Reducing toil. Google wrote a couple of great books about this, but the whole key is just tracking it. Just track it. Just try to figure out. I don't mean time tracking. It can be just kind of a survey after the fact. Just figure out how much of your team's time is spent on toil, how much of it is spent on engineering work. Set a limit for what you want to have. I think for Google, it's like 50% or something like that. Just as a benchmark to say, is this team struggling or not? If it is too much toil, we're going to have to swarm to this team and figure out how to help them out of this problem.
And sometimes toil, it just happens. We're going through a new launch. We're just going to have to put in the elbow grease to get it done. And then fund the efforts to reduce toil. I said the Google SRE books are great. There's another O'Reilly book coming out, Seeking SRE. I wrote a chapter in it about doing this in the enterprise.
So to recap, because I threw a lot at you, don't forget about ops. Really challenge the conventional wisdom. Don't just chase the symptoms. Understand those four horsemen of the operations apocalypse: silos, queues, toil, low trust. Focus on removing the silos and those handoffs as much as possible. Where you absolutely can't do it through organizational design and redesign of work, leverage the Operations as a Service design pattern as much as you can. Shift left control and decision-making.

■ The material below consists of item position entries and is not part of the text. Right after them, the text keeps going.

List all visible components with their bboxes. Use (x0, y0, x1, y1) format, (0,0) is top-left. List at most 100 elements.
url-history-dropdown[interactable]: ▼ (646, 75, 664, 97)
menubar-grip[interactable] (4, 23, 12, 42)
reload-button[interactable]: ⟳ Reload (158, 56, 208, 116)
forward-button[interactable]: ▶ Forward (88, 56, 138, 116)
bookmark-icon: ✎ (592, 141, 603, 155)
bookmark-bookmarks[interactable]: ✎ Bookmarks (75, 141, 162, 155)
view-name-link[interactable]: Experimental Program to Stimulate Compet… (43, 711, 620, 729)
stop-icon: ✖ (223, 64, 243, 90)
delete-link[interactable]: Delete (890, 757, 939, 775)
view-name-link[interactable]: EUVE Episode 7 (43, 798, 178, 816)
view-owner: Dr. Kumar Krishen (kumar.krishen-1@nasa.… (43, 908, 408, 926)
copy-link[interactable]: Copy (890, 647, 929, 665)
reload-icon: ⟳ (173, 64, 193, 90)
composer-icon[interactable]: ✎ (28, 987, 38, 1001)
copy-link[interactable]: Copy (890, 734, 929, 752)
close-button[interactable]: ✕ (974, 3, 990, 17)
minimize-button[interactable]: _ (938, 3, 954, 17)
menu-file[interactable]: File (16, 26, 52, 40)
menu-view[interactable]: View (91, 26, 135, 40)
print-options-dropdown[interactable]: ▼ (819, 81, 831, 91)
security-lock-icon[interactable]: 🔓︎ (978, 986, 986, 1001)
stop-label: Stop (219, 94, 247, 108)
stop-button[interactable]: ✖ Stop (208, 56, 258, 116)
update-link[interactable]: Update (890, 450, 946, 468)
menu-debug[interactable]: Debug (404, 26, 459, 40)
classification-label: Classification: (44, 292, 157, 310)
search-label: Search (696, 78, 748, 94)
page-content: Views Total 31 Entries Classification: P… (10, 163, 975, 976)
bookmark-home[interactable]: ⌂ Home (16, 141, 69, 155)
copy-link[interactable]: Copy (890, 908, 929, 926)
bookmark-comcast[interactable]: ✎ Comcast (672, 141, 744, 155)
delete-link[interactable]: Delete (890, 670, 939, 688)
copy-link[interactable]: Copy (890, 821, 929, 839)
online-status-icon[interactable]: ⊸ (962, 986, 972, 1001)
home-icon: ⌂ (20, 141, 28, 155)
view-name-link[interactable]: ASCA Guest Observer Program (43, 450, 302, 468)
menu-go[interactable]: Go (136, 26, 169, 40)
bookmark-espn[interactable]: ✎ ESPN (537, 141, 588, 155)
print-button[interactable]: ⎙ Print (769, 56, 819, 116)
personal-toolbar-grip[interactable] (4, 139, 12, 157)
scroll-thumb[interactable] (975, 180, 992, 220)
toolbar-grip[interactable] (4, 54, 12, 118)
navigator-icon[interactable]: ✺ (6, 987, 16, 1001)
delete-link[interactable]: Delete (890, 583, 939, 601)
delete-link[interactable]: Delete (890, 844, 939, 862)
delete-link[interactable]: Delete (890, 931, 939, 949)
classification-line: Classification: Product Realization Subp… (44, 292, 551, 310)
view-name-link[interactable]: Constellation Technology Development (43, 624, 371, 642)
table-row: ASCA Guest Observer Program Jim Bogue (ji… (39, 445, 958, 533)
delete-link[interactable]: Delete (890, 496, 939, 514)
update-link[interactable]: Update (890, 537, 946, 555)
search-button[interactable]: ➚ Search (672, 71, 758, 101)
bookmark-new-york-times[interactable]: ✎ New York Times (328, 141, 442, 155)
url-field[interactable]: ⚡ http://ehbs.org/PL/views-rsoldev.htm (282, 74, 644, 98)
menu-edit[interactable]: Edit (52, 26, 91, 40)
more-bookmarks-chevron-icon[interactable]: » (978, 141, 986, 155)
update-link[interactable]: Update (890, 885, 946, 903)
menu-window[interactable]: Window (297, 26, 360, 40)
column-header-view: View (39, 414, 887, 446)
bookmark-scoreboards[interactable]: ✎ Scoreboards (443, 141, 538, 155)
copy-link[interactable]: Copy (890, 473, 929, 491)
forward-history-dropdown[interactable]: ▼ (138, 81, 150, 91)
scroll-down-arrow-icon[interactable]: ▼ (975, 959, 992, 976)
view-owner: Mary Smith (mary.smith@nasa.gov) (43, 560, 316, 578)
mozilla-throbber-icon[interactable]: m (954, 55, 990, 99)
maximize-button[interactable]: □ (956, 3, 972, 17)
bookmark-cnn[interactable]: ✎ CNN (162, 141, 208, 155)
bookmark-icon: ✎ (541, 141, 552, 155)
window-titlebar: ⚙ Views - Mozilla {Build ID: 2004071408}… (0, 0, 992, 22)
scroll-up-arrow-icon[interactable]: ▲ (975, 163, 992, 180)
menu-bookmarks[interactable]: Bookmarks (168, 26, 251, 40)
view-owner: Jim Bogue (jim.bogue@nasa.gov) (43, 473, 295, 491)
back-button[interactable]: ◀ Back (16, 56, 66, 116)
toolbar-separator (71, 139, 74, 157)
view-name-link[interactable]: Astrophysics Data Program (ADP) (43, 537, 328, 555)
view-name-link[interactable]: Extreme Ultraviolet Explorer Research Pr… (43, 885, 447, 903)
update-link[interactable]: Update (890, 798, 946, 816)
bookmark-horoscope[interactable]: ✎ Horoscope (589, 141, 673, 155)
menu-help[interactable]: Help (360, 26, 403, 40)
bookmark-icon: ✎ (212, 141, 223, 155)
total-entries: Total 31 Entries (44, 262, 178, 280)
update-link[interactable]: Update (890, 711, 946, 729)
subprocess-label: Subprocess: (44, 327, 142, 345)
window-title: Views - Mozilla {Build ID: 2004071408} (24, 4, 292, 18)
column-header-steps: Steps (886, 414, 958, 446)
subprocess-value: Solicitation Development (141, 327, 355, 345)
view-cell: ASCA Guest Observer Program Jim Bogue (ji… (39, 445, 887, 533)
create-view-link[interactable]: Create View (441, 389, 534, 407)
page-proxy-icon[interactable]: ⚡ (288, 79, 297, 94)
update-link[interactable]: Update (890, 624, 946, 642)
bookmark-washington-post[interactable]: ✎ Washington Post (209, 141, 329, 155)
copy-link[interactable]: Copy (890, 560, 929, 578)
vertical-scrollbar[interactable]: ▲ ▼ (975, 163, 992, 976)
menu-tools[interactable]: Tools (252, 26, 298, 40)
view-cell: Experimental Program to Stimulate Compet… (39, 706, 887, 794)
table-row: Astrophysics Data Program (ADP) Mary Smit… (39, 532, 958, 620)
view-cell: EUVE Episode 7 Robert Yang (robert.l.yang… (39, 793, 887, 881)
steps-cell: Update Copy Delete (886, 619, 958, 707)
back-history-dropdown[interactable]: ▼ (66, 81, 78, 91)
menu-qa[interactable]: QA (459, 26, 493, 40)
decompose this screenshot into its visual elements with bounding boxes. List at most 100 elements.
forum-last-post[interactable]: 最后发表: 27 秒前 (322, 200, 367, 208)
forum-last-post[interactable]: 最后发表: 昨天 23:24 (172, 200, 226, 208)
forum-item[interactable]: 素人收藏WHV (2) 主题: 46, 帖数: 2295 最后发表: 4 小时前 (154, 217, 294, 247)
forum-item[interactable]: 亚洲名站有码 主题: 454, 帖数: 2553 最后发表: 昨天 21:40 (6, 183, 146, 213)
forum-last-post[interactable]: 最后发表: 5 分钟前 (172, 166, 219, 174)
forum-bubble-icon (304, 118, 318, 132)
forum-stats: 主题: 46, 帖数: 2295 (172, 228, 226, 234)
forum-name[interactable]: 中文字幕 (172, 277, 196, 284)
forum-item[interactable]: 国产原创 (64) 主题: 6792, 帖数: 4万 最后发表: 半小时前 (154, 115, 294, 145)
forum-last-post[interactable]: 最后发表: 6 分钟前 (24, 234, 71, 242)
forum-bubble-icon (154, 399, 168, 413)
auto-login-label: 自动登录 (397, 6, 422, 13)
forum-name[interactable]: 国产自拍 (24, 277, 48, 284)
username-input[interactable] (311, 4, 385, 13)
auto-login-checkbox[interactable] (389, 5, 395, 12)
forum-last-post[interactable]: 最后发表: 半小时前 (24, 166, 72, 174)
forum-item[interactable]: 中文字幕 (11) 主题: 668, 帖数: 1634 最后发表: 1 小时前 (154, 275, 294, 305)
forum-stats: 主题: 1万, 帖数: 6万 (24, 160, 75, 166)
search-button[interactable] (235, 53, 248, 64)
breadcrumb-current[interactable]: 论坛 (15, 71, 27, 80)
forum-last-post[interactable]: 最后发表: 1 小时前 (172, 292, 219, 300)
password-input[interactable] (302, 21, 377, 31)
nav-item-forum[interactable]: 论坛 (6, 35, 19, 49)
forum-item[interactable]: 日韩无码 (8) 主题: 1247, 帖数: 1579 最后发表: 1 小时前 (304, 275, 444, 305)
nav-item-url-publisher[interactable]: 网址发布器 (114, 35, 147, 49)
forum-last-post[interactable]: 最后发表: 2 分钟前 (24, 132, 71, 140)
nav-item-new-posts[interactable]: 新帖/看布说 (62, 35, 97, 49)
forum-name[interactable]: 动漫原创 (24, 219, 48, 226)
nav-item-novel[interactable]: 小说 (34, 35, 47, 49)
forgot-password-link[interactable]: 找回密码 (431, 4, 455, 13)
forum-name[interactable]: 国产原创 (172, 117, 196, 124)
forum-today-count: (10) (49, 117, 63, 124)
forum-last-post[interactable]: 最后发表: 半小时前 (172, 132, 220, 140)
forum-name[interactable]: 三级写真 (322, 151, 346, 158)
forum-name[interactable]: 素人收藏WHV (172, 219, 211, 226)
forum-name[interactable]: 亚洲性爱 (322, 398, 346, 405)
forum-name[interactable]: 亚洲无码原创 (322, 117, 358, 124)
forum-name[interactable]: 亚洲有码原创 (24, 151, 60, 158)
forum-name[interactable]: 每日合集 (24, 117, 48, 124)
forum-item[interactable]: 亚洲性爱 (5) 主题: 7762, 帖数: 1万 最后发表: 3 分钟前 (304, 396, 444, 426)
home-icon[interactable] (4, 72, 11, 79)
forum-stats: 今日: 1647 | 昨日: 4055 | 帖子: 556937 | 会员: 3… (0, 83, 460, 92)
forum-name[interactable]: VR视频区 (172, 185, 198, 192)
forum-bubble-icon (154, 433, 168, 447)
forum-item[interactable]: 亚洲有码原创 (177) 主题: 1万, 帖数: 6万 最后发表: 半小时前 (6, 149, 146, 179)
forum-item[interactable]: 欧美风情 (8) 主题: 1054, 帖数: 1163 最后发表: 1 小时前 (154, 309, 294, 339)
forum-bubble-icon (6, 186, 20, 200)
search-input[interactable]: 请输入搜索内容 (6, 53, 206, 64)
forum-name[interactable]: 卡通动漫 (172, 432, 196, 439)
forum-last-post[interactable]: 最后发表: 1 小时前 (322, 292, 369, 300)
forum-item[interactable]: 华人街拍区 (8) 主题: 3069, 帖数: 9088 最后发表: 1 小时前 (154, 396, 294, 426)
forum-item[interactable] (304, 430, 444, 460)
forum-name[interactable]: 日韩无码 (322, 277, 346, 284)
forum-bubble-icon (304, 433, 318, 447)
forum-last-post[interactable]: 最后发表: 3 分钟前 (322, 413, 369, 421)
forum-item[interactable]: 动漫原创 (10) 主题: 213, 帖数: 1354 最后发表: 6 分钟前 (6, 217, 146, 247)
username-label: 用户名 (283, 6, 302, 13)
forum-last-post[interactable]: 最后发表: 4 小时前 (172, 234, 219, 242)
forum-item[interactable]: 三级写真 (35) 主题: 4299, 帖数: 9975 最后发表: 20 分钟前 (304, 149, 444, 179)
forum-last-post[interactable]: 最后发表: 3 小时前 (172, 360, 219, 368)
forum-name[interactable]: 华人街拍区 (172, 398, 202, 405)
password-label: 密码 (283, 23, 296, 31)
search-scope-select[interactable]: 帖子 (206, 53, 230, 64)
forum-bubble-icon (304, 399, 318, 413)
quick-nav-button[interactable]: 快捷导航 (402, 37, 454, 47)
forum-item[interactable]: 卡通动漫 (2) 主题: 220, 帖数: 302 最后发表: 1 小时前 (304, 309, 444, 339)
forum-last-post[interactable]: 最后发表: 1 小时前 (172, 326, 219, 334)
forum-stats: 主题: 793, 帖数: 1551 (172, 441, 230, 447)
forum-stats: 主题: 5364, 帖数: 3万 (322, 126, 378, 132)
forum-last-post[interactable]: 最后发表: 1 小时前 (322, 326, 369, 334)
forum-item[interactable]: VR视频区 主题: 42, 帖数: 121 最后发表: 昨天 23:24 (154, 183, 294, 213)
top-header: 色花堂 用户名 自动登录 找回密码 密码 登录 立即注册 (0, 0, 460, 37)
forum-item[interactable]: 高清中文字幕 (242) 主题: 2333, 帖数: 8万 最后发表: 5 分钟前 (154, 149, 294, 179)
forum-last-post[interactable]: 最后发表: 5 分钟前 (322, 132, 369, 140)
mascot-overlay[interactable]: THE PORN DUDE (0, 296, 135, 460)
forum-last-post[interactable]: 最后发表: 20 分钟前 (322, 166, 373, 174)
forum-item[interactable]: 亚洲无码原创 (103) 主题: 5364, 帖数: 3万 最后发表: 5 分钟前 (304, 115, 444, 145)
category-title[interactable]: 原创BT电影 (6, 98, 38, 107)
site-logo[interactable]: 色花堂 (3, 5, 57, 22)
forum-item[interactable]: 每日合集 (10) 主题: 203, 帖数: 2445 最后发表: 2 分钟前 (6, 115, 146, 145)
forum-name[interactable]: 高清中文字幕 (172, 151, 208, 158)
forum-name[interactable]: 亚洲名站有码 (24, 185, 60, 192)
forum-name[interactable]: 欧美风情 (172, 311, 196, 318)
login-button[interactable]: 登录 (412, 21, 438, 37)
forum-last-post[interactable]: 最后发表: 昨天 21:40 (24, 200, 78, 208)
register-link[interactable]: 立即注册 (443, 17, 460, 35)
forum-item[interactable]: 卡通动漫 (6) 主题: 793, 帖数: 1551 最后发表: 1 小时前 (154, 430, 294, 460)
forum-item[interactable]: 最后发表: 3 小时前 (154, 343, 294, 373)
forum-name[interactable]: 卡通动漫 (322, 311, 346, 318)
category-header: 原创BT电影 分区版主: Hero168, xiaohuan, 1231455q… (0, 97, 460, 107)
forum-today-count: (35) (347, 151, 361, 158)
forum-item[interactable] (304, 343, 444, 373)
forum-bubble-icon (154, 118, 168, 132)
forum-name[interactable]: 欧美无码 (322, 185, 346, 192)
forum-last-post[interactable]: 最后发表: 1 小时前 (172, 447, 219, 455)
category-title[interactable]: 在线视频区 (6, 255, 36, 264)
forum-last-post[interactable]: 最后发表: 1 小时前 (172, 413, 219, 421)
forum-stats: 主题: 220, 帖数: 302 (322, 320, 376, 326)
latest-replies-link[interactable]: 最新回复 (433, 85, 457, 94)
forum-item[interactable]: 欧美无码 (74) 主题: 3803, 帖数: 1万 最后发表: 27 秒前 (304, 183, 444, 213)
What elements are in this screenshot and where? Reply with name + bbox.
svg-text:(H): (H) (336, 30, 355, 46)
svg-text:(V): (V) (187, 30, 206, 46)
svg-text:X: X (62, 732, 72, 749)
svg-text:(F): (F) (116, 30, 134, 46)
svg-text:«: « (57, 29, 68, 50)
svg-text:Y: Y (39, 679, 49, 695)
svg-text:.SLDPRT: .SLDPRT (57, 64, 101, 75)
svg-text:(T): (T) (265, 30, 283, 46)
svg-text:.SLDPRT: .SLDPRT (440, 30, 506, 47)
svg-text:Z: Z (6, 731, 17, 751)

That's huge.
And then learn from the SRE movement. You can think of SRE as like an operation-specific sub-conversation of the larger DevOps movement. So a lot of cool things going on there. And really focus on getting the toil in balance.
And if you want to talk about it, I love talking about this stuff. You can find me on Twitter, Damon Edwards. You can email me. At Rundeck, we wrote this kind of generic or industry-agnostic book on the Operations as a Service idea. It's kind of our first step in documenting these different companies that are putting this pattern into place to help their operations get out from under that capacity crunch.
So that's it. I'll be around. I hope you're enjoying the show, and I hope you're enjoying this new operations focus. Thank you, Gene, for letting us add that to the agenda. And that's my talk. Thank you.